La falta de cuerpo materno disponible cuando somos niños es un desastre ecológico a gran escala. Si no logramos succionar la sustancia materna traducida en leche, abrazos, caricias, tacto, palabras suaves, mirada complaciente, frases cariñosas y comprensión cargada de compasión y ternura durante la niñez, no tenemos más remedio que anestesiar nuestros propios cuerpos y el desarrollo de nuestra vida espiritual futura. En el caso de las niñas, el congelamiento de nuestros cuerpos tendrá consecuencias nefastas sobre nuestra descendencia.
El guerrero es un eslabón absolutamente necesario para la dominación. No podríamos perpetuar el dominio de nuestra civilización sin garantizarnos una gran cantidad de individuos que ejerzan la superioridad de unos sobre otros. Para una cultura de conquista, necesitamos entrenar futuros guerreros continuamente. Ese es el principal motivo por el cual las madres separamos a los niños de nuestros cuerpos. Por eso es pertinente que observemos nuestras conductas individuales en el marco de las conductas colectivas –ya que son análogas– para reconocer que siglos de historia no se modifican con un puñado de voluntades. Precisamos mucho más que eso: En principio nos hace falta acordar qué tipo de civilización queremos para nosotros y nuestros descendientes.
Separar a los niños recién nacidos de sus madres no es ingenuo, tampoco es casualidad ni es un error. Mientras todos contribuyamos a que las cosas continúen dentro del mismo sistema opinando prejuiciosamente, no habrá verdaderas chances para un cambio total de perspectivas. Las madres no toleramos a los niños pegados a nuestros cuerpos y los demás individuos –varones y mujeres– no toleramos que las mujeres carguen a sus hijos en brazos.
La mayor crueldad es no abastecer afectivamente al niño apenas salido del vientre materno en la medida en que cada criatura lo requiera. ¿Hasta cuándo? ¿Cuál es el límite? Estas preguntas frecuentes las formulamos los adultos desde nuestro lado infantil e incapaz, como consecuencia de nuestras propias infancias.
Es imposible que una criatura humana reclame algo que no necesita. Es absurdo. Solo un adulto que ha vivido la crueldad siendo niño puede tener el corazón tan frío al punto de sostener que ese niño no tiene derecho a recibir aquello que genuinamente está reclamando. Insisto en que estamos gestando –a partir de cada acto de desamor, pequeño a ojos del adulto pero inmenso para el bebe– un niño que, desamparado, tendrá que generar con urgencia algún mecanismo para su supervivencia.

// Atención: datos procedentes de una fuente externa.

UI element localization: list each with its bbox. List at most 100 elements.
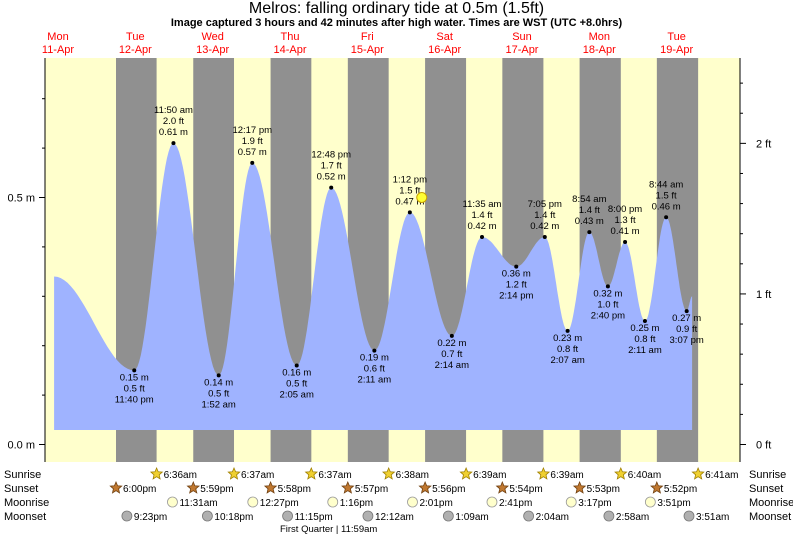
high-tide-dot bbox=[250, 160, 255, 165]
sunset-time: 5:59pm bbox=[200, 484, 233, 495]
low-tide-label: 0.25 m bbox=[630, 323, 659, 334]
moonrise-time: 2:01pm bbox=[419, 498, 452, 509]
low-tide-label: 0.7 ft bbox=[441, 349, 462, 360]
moonset-icon bbox=[683, 510, 695, 522]
low-tide-label: 0.5 ft bbox=[286, 378, 307, 389]
moon-phase-note: First Quarter | 11:59am bbox=[280, 524, 377, 535]
moonrise-time: 1:16pm bbox=[340, 498, 373, 509]
high-tide-label: 0.43 m bbox=[575, 216, 604, 227]
low-tide-dot bbox=[605, 284, 610, 289]
low-tide-label: 2:40 pm bbox=[591, 310, 625, 321]
low-tide-dot bbox=[216, 373, 221, 378]
day-date: 19-Apr bbox=[660, 44, 693, 56]
chart-subtitle: Image captured 3 hours and 42 minutes af… bbox=[170, 17, 623, 29]
row-label-right: Sunrise bbox=[749, 469, 786, 481]
high-tide-label: 1.5 ft bbox=[656, 190, 677, 201]
high-tide-label: 11:35 am bbox=[463, 199, 502, 210]
low-tide-label: 2:05 am bbox=[280, 389, 314, 400]
low-tide-label: 0.27 m bbox=[672, 313, 701, 324]
low-tide-label: 2:14 am bbox=[435, 360, 469, 371]
moonrise-icon bbox=[167, 496, 178, 508]
high-tide-label: 0.57 m bbox=[238, 147, 267, 158]
high-tide-label: 11:50 am bbox=[154, 105, 193, 116]
high-tide-label: 0.42 m bbox=[467, 221, 496, 232]
day-date: 14-Apr bbox=[273, 44, 306, 56]
moonrise-icon bbox=[327, 496, 339, 508]
high-tide-label: 0.52 m bbox=[317, 172, 346, 183]
low-tide-label: 2:07 am bbox=[550, 355, 584, 366]
high-tide-label: 1.4 ft bbox=[534, 210, 555, 221]
moonrise-time: 3:17pm bbox=[578, 498, 611, 509]
moonrise-icon bbox=[247, 496, 259, 508]
day-date: 18-Apr bbox=[583, 44, 616, 56]
low-tide-label: 0.9 ft bbox=[676, 324, 697, 335]
day-name: Thu bbox=[281, 31, 300, 43]
y-tick-label-ft: 0 ft bbox=[756, 440, 771, 452]
low-tide-label: 0.32 m bbox=[593, 288, 622, 299]
row-label-left: Moonset bbox=[4, 511, 46, 523]
high-tide-label: 0.61 m bbox=[159, 127, 188, 138]
moonrise-icon bbox=[486, 496, 498, 508]
high-tide-dot bbox=[480, 235, 485, 240]
high-tide-dot bbox=[171, 141, 176, 146]
sunset-icon bbox=[109, 480, 123, 494]
high-tide-dot bbox=[407, 210, 412, 215]
row-label-left: Sunrise bbox=[4, 469, 41, 481]
moonset-time: 12:12am bbox=[375, 512, 414, 523]
high-tide-dot bbox=[329, 185, 334, 190]
low-tide-label: 11:40 pm bbox=[115, 394, 154, 405]
high-tide-label: 0.47 m bbox=[395, 196, 424, 207]
high-tide-label: 0.46 m bbox=[652, 201, 681, 212]
moonrise-icon bbox=[565, 496, 577, 508]
low-tide-label: 2:11 am bbox=[358, 375, 392, 386]
sunrise-time: 6:39am bbox=[550, 470, 583, 481]
day-date: 11-Apr bbox=[42, 44, 75, 56]
moonset-time: 3:51am bbox=[696, 512, 729, 523]
high-tide-label: 1.5 ft bbox=[399, 185, 420, 196]
low-tide-label: 3:07 pm bbox=[670, 335, 704, 346]
sunrise-icon bbox=[304, 466, 318, 480]
low-tide-label: 2:11 am bbox=[628, 345, 662, 356]
high-tide-label: 1.7 ft bbox=[321, 161, 342, 172]
day-date: 16-Apr bbox=[428, 44, 461, 56]
day-labels: Mon11-AprTue12-AprWed13-AprThu14-AprFri1… bbox=[42, 31, 694, 56]
high-tide-dot bbox=[664, 215, 669, 220]
y-tick-label-m: 0.5 m bbox=[7, 193, 35, 205]
high-tide-dot bbox=[542, 235, 547, 240]
sunrise-time: 6:38am bbox=[396, 470, 429, 481]
low-tide-label: 0.8 ft bbox=[634, 334, 655, 345]
low-tide-dot bbox=[514, 264, 519, 269]
high-tide-label: 1:12 pm bbox=[393, 174, 427, 185]
high-tide-dot bbox=[587, 230, 592, 235]
day-date: 12-Apr bbox=[119, 44, 152, 56]
sunrise-icon bbox=[536, 466, 551, 480]
current-tide-marker bbox=[416, 192, 428, 203]
moonset-icon bbox=[442, 510, 454, 522]
moonrise-icon bbox=[407, 496, 418, 508]
day-name: Mon bbox=[589, 31, 610, 43]
high-tide-label: 1.9 ft bbox=[242, 136, 263, 147]
sunset-time: 5:56pm bbox=[432, 484, 465, 495]
moonset-time: 10:18pm bbox=[214, 512, 253, 523]
moonrise-time: 11:31am bbox=[179, 498, 217, 509]
tide-area bbox=[54, 143, 693, 430]
moonset-icon bbox=[121, 510, 133, 522]
high-tide-label: 12:48 pm bbox=[311, 150, 351, 161]
low-tide-label: 0.6 ft bbox=[364, 364, 385, 375]
row-label-right: Moonset bbox=[749, 511, 791, 523]
high-tide-label: 1.3 ft bbox=[614, 215, 635, 226]
day-name: Mon bbox=[47, 31, 68, 43]
low-tide-dot bbox=[132, 368, 137, 373]
moonset-icon bbox=[282, 510, 293, 522]
sunset-time: 6:00pm bbox=[123, 484, 156, 495]
day-name: Sat bbox=[436, 31, 453, 43]
sunrise-time: 6:37am bbox=[318, 470, 351, 481]
high-tide-dot bbox=[623, 239, 628, 244]
day-name: Tue bbox=[126, 31, 145, 43]
high-tide-label: 12:17 pm bbox=[232, 125, 272, 136]
row-label-left: Sunset bbox=[4, 483, 38, 495]
low-tide-dot bbox=[642, 319, 647, 323]
day-date: 15-Apr bbox=[351, 44, 384, 56]
sunrise-icon bbox=[614, 466, 628, 480]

Estamos hablando de una abrumadora realidad colectiva: nos han robado nuestras infancias y ahora nos dedicamos a robar las infancias de quienes son niños hoy. ¿Es exagerado? No. Basta revisar con honestidad el grado de adaptación a las reglas de los mayores a las que estuvimos sometidos cuando fuimos niños, para darnos cuenta que hoy –munidos de nuestras opiniones bienintencionadas– consideramos que no es correcto que el niño pequeño nos exija tanto. ¿Quién tiene razón? A falta de referentes confiables, precisamos regresar al diseño original del ser humano, dando crédito a eso que el niño pide. Es obvio que hemos establecido una lucha entre el niño que fuimos y que aún espera ser resarcido y el niño real que tenemos en brazos y que espera su cuota de confort y saciedad. ¿Quién gana? El adulto en situación de revancha. ¿Por qué –incluso así– las personas grandes no estamos satisfechas? Porque permanecemos ignorantes respecto de nuestra propia realidad emocional. Sin observar la totalidad de nuestro escenario, sin abordar nuestra propia infancia y sin comprender que aún estamos pretendiendo alimentarnos como si todavía fuéramos niños hambrientos de amor materno, jamás podremos dar prioridad a las necesidades acuciantes del niño que tenemos a cargo.